En mai, je me rends à la Préfecture ; on prend bonne note de ma demande et l'on me promet que nous aurons quelqu'un.

A Nancy, on ne parlait que de la cinquième colonne qui s'infiltrait partout. (La cinquième colonne, c'était des espions). Nous écoutions chaque jour la radio ; la télé n'existait encore pas. Il y avait déjà eu la défaite de Nancy.

Les soldats qui cantonnaient au village avaient fait un bal pour un peu se divertir. Ils étaient assez nombreux à la messe du dimanche suivant.
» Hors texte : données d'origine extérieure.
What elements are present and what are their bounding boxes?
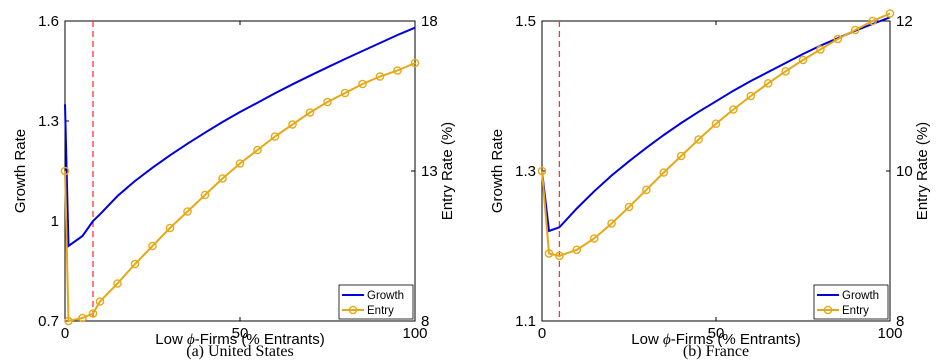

Notre curé, l'abbé Kessler, qui est le pire ennemi du bal nous a dit en chaire que ce bal, c'était pour célébrer cette défaite de Narwick. Le, commandant qui était présent est sorti de la messe.

Et voilà que la radio nous annonce l'entrée des allemands en Hollande et en peu de temps toute la Belgique, et puis la prise de nombreuses villes françaises du nord de la France.

On racontait tout cela au père Alfred Piant qui nous donnait souvent un coup de main, mais disait-il, ce n'est pas vrai ; les femmes là, font de la dépression. Qu'est ce qu'elles peuvent raconter.

Nos racontars n'étaient pas faux. Dans ce courant du mois de mai, je ne sais plus quel jour, les avions survolaient souvent au dessus du village. Il n'y avait plus de militaire. Quelques groupes seulement descendaient, la route de Moncourt, un peu en pagaille.

C'était vers 4 heures du soir, un avion nous jette plusieurs bombes dont une tombe sur la maison Boubel ; dégâts importants. Madame Emilia Boubel est blessée à la jambe. D'autres bombes tombent au lieu-dit le Plaron.

Une vache a dû être tuée dans le parc et Madame Eugénie Barbelin, qui était dans une chènevière près du cimetière, est blessée grièvement. Elle va mourir dans le courant de la nuit. Cette même nuit, le bruit court que la résistance s'organise pour arrêter les allemands.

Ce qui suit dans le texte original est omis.